Tutorial
Most Python developers reach for Pandas or Polars when working with tabular data—but DuckDB offers a powerful alternative that’s more than just another DataFrame library. In this tutorial, you’ll learn how to use DuckDB as an in-process analytical database: building data pipelines, caching datasets, and running complex queries with SQL—all without leaving Python. We’ll cover common use cases like ETL, lightweight data orchestration, and interactive analytics workflows. You’ll leave with a solid mental model for using DuckDB effectively as the “SQLite for analytics.”
Basic SQL and Python skills
The goal of this tutorial is to help Python users understand and use DuckDB not just as a DataFrame interface, but as a fully featured analytics database embedded in their Python workflows. We'll highlight real-world patterns where DuckDB shines compared to traditional libraries, especially for medium-scale datasets that don’t justify a full data warehouse.
You’ll learn:
- When and why to reach for DuckDB instead of Pandas/Polars
- How DuckDB handles local files (CSV, Parquet, JSON, Postgres database, and more)

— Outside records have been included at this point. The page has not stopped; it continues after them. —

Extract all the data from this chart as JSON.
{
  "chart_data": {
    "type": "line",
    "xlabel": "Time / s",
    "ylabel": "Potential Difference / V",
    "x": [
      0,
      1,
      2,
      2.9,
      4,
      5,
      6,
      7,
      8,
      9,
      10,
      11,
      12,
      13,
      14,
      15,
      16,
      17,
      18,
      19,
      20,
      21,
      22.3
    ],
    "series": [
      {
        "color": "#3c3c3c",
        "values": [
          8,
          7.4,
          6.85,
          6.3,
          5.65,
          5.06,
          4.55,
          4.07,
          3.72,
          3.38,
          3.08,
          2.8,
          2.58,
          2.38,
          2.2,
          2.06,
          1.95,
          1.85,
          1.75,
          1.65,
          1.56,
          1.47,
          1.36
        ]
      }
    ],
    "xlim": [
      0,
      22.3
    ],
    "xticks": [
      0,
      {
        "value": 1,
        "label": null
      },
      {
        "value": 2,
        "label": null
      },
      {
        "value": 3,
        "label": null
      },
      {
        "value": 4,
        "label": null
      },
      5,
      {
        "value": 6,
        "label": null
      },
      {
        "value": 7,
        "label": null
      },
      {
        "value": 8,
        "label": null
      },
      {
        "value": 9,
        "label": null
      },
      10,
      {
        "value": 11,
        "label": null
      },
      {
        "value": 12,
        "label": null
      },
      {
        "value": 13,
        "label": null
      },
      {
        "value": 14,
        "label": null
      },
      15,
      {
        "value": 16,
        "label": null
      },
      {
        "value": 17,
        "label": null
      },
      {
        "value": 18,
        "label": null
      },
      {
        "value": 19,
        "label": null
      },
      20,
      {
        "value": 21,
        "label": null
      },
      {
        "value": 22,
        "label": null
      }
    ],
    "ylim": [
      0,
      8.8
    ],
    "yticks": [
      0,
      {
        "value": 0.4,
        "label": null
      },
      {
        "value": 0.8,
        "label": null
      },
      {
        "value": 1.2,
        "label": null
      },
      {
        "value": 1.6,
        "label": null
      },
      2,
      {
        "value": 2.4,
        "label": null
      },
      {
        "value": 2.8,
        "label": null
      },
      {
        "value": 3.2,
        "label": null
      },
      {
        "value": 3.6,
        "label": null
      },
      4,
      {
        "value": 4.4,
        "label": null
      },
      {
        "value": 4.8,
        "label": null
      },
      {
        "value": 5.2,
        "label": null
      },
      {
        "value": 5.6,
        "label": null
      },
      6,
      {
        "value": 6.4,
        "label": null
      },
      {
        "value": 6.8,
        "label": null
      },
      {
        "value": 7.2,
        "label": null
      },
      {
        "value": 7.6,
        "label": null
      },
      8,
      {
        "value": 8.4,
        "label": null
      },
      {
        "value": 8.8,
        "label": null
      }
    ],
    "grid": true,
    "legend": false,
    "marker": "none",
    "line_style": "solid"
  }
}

- Using DuckDB to build lightweight, SQL-based data pipelines
- Techniques for caching intermediate data in-process
- How to analyze data from remote sources via HTTP or S3
- Tips for using DuckDB with Jupyter, dbt, or your favorite Python tools
Data engineer
I'm Mehdi, also known as mehdio, a data enthusiast with nearly a decade of experience in data engineering for companies of all sizes. I'm not your average data guy—I inject humor and fun into my work to make complex topics easier to digest. When I'm not actively contributing to the data community through my blog, YouTube, and social media, you can find me off-beat, marching to the beat of my own data drum. Recently, I joined Motherduck as a developer advocate, where I bring my data engineering expertise to supercharge DuckDB.